Incinerator: A question of ‘needs must’

Incinerator: A question of ‘needs must’

That uncertainty will be shared by many ordinary Islanders, whose understanding of the facility now to be built will be based on information that has often been sketchy, very technical or both.

We can all, however, grasp several key facts about the new plant with ease. In spite of its energy-generating capacities, it will be an incinerator in all but name. It will be vast, its highest point overtopping South Hill. It will also be the most costly capital project that the Island’s public sector has ever funded.

And the plant’s site on the reclaimed land at La Collette is another controversial issue. The residents of the Havre des Pas will now have to get used to the idea that they will have to take their turn as the recipients of chimney fumes that for many years blighted the Bellozanne area.

Cynics might also say that in future anyone arriving at St Helier by sea will be able to choose between focusing on La Collette chimney, the tower blocks at Le Squez or the mass of the new incinerator as they form their first impressions of the Island.

With such a battery of counter arguments at the disposal of those who oppose the incinerator plan – not to mention other arguments based on the feasibility and desirability of recycling initiatives – the final decision reached by Members might seem perverse. But there was another aspect of the debate that a majority clearly felt that they could not ignore.
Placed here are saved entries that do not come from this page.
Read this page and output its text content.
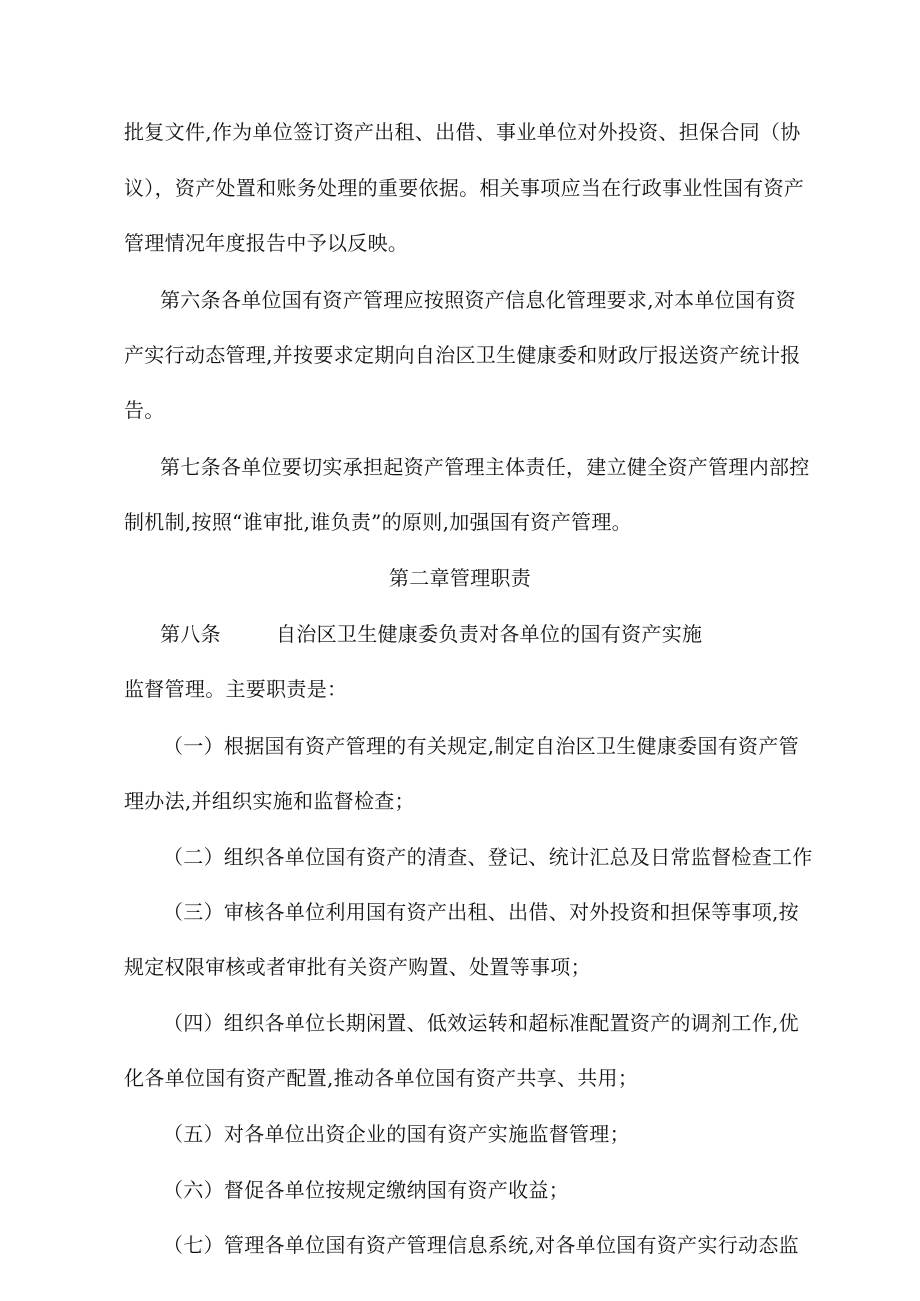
批复文件,作为单位签订资产出租、出借、事业单位对外投资、担保合同（协
议），资产处置和账务处理的重要依据。相关事项应当在行政事业性国有资产
管理情况年度报告中予以反映。
第六条各单位国有资产管理应按照资产信息化管理要求,对本单位国有资
产实行动态管理,并按要求定期向自治区卫生健康委和财政厅报送资产统计报
告。
第七条各单位要切实承担起资产管理主体责任，建立健全资产管理内部控
制机制,按照“谁审批,谁负责”的原则,加强国有资产管理。
第二章管理职责
第八条	自治区卫生健康委负责对各单位的国有资产实施
监督管理。主要职责是：
（一）根据国有资产管理的有关规定,制定自治区卫生健康委国有资产管
理办法,并组织实施和监督检查；
（二）组织各单位国有资产的清查、登记、统计汇总及日常监督检查工作
（三）审核各单位利用国有资产出租、出借、对外投资和担保等事项,按
规定权限审核或者审批有关资产购置、处置等事项；
（四）组织各单位长期闲置、低效运转和超标准配置资产的调剂工作,优
化各单位国有资产配置,推动各单位国有资产共享、共用；
（五）对各单位出资企业的国有资产实施监督管理；
（六）督促各单位按规定缴纳国有资产收益；
（七）管理各单位国有资产管理信息系统,对各单位国有资产实行动态监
In essence, we have painted ourselves into a waste disposal corner and means for escaping this predicament are limited.

We are told that the present incinerator is on its last legs – no doubt because it should have been replaced long ago – and that the prospect of rubbish piling up with nowhere to go is as real as it is alarming. We are also told that because time is such an issue, the introduction of recycling that could limit the scale of any new incinerator is not a realistic option.

With all this in mind, the majority of Members who carried the day in favour of the new plant might well have concluded that, ultimately, it was a question not of what the Island wants but what it must have.